Plus, the fact that prior to the attack, Brown allegedly picked on Toatley who was sitting in the front row as being “grumpy” would not help his claim against the club since the comedy club could not have foreseen these actions that were unfolding rather quickly in such a short span of time. Therefore, it was hardly in a position to have prevented them.
By the way, as a general rule, the law does not hold one person liable for the intentional actions of another person, except in rare circumstances such as where the offender is an employee or servant of somebody else, as in master-servant situations. So, bottom line is, a move against the comedy club for any claim sounding in negligence likely won’t fly.
But how about “premises liability”, like suing the owner of premises for injuries or other damages sustained on its property? Can Steve Brown hit up the Comedy House for money on this basis?

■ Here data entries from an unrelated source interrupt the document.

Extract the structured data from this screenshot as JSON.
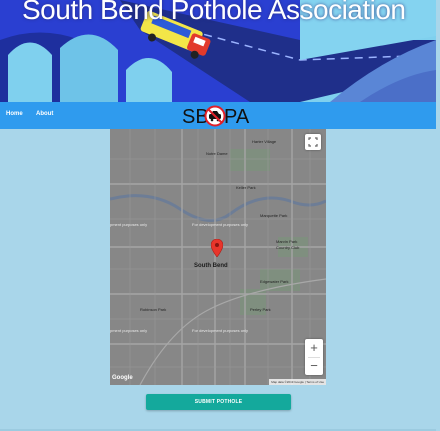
{
  "hero": {
    "title": "South Bend Pothole Association",
    "colors": {
      "sky": "#7fd0ee",
      "bridge": "#2a3fd1",
      "road": "#1f2f8a"
    }
  },
  "nav": {
    "items": [
      {
        "label": "Home"
      },
      {
        "label": "About"
      }
    ],
    "background": "#2f9bee"
  },
  "logo": {
    "left": "SB",
    "right": "PA",
    "icon": "no-car-icon"
  },
  "map": {
    "city_label": "South Bend",
    "place_labels": [
      "Harter Village",
      "Notre Dame",
      "Keller Park",
      "Marquette Park",
      "Marvin Park",
      "Country Club",
      "Edgewater Park",
      "Robinson Park",
      "Perley Park"
    ],
    "dev_watermark": "For development purposes only",
    "dev_prefix": "pment purposes only",
    "google": "Google",
    "attribution": "Map data ©2019 Google | Terms of Use",
    "zoom_in": "+",
    "zoom_out": "−",
    "icons": [
      "fullscreen-icon",
      "map-pin-icon"
    ]
  },
  "submit": {
    "label": "SUBMIT POTHOLE",
    "color": "#14a99c"
  }
}
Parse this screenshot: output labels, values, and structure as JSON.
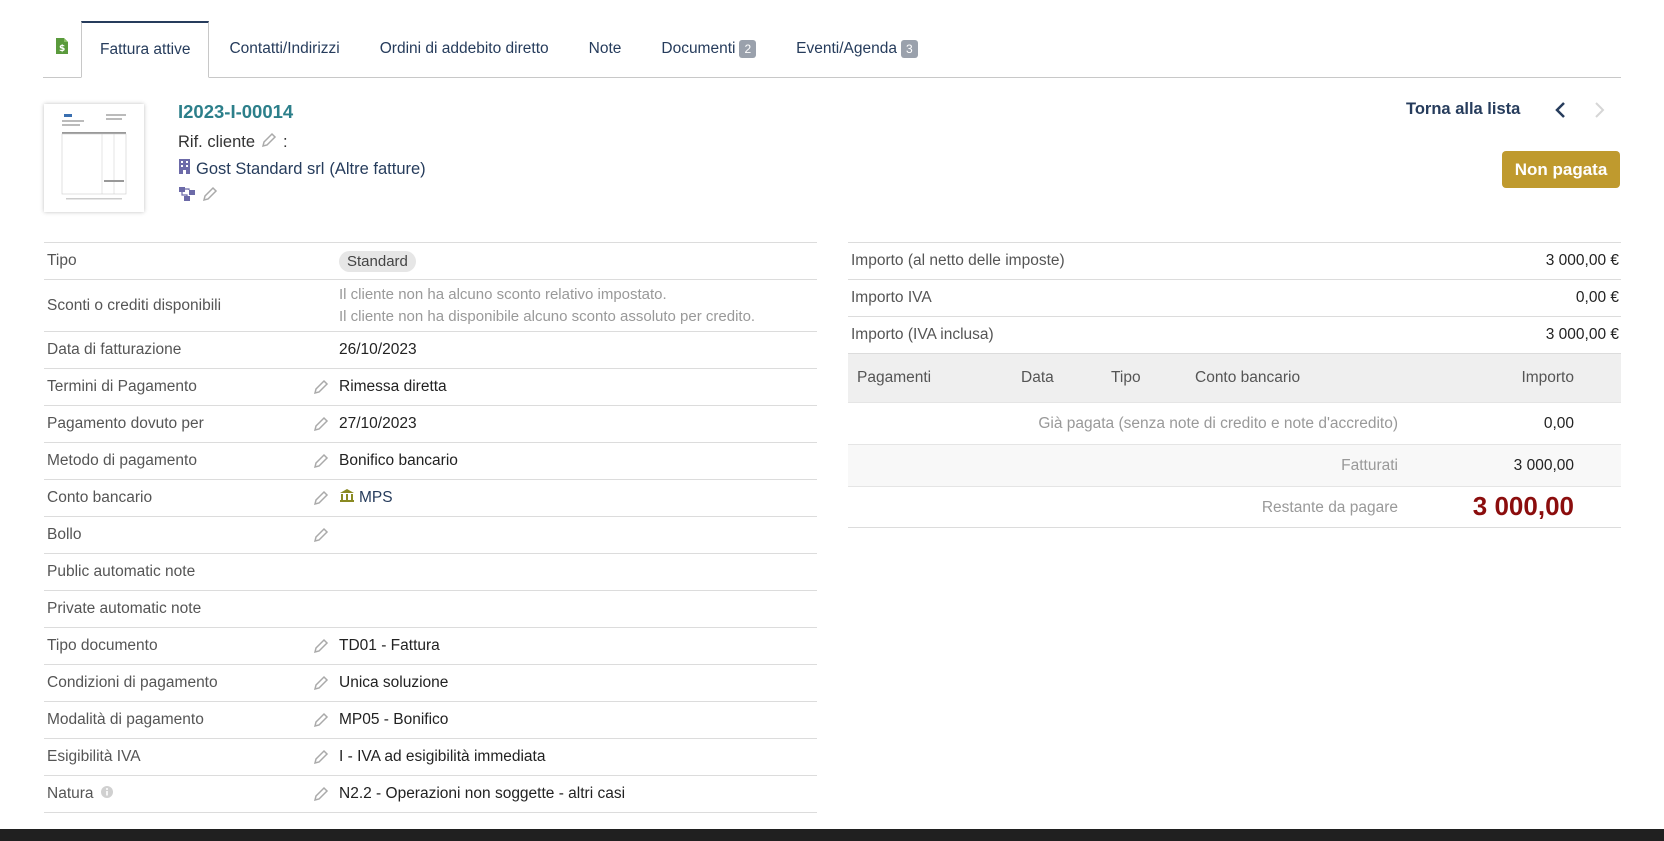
{
  "tabs": [
    {
      "label": "Fattura attive",
      "active": true,
      "count": ""
    },
    {
      "label": "Contatti/Indirizzi",
      "active": false,
      "count": ""
    },
    {
      "label": "Ordini di addebito diretto",
      "active": false,
      "count": ""
    },
    {
      "label": "Note",
      "active": false,
      "count": ""
    },
    {
      "label": "Documenti",
      "active": false,
      "count": "2"
    },
    {
      "label": "Eventi/Agenda",
      "active": false,
      "count": "3"
    }
  ],
  "header": {
    "ref": "I2023-I-00014",
    "rif_cliente": "Rif. cliente",
    "rif_colon": ":",
    "thirdparty_name": "Gost Standard srl",
    "thirdparty_sub": "(Altre fatture)",
    "back_label": "Torna alla lista",
    "status": "Non pagata"
  },
  "fields": [
    {
      "label": "Tipo",
      "value": "Standard",
      "editable": false
    },
    {
      "label": "Sconti o crediti disponibili",
      "value_lines": [
        "Il cliente non ha alcuno sconto relativo impostato.",
        "Il cliente non ha disponibile alcuno sconto assoluto per credito."
      ],
      "editable": false
    },
    {
      "label": "Data di fatturazione",
      "value": "26/10/2023",
      "editable": false
    },
    {
      "label": "Termini di Pagamento",
      "value": "Rimessa diretta",
      "editable": true
    },
    {
      "label": "Pagamento dovuto per",
      "value": "27/10/2023",
      "editable": true
    },
    {
      "label": "Metodo di pagamento",
      "value": "Bonifico bancario",
      "editable": true
    },
    {
      "label": "Conto bancario",
      "value": "MPS",
      "editable": true
    },
    {
      "label": "Bollo",
      "value": "",
      "editable": true
    },
    {
      "label": "Public automatic note",
      "value": "",
      "editable": false
    },
    {
      "label": "Private automatic note",
      "value": "",
      "editable": false
    },
    {
      "label": "Tipo documento",
      "value": "TD01 - Fattura",
      "editable": true
    },
    {
      "label": "Condizioni di pagamento",
      "value": "Unica soluzione",
      "editable": true
    },
    {
      "label": "Modalità di pagamento",
      "value": "MP05 - Bonifico",
      "editable": true
    },
    {
      "label": "Esigibilità IVA",
      "value": "I - IVA ad esigibilità immediata",
      "editable": true
    },
    {
      "label": "Natura",
      "value": "N2.2 - Operazioni non soggette - altri casi",
      "editable": true
    }
  ],
  "amounts": [
    {
      "label": "Importo (al netto delle imposte)",
      "value": "3 000,00 €"
    },
    {
      "label": "Importo IVA",
      "value": "0,00 €"
    },
    {
      "label": "Importo (IVA inclusa)",
      "value": "3 000,00 €"
    }
  ],
  "payments": {
    "headers": {
      "pagamenti": "Pagamenti",
      "data": "Data",
      "tipo": "Tipo",
      "conto": "Conto bancario",
      "importo": "Importo"
    },
    "paid_label": "Già pagata (senza note di credito e note d'accredito)",
    "paid_value": "0,00",
    "billed_label": "Fatturati",
    "billed_value": "3 000,00",
    "remaining_label": "Restante da pagare",
    "remaining_value": "3 000,00"
  },
  "colors": {
    "accent": "#263c5c",
    "ref": "#2c7f8a",
    "status_bg": "#bf9a2e",
    "remaining": "#8b0d0d"
  }
}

Well, perhaps in other circumstances, yes, but not in this case. For instance, let’s suppose that Steve Brown had finished his show onstage inside the club and was thereafter mugged and injured by hoodlums while on his way to his car in the comedy club’s parking lot. In that situation, we might genuinely be looking at issues of premises liability, given that every owner of premises (or occupier of land) is required by law to take reasonably adequate steps to ensure the safety of visitors lawfully on their premises. If such a thing were to have happened, namely, that Brown was attacked as he walked to his car in the parking lot, it would be pretty difficult for the club to fight the conclusion that, as an owner of premises, it had failed in its duty of protection to its visitors. But that wasn’t the situation we have here.
So, there we have it, as far as what the picture would look like if the comedian should decide to file a lawsuit against anyone who can be sued over what happened to him onstage that fateful day. So far, as already noted above, there is no report yet of the comedian filing a lawsuit as a result of this incident. This strikes some folks as rather odd considering that America is the most litigious society in the world. Yet, for those who are especially wondering why he hasn’t at least sued the attacker yet, here’s the thing: lawsuits are expensive things and they cost money and take time.
Therefore, most reasonable people who do have a life do not lightly pursue litigation unless it makes sense to do so. This means winning against the “right” party or as they say, the guy with deep pockets. In the real world, nobody wants to go through the big pain of litigation just so they can win a case against some guy who can’t pay the damage award (the proverbial “man of straw”). Obviously, the comedian must have his reasons for opting not to sue, but if I were a betting man, I’d bet that it’s because he thinks the guy who attacked him has no money and he doesn’t want to waste his time suing someone who can’t pay. As usually happens in these sorts of situations, the comedy club is probably the party with the deeper pockets in this case but, alas, the comedian’s case against the club is rather weak.
Only time will tell what the comedian Steve Brown ultimately decides to do, but while he mulls his options, the good news is that he still has a number of years before the statute of limitation runs on his claims. If he still wants to sue, that is.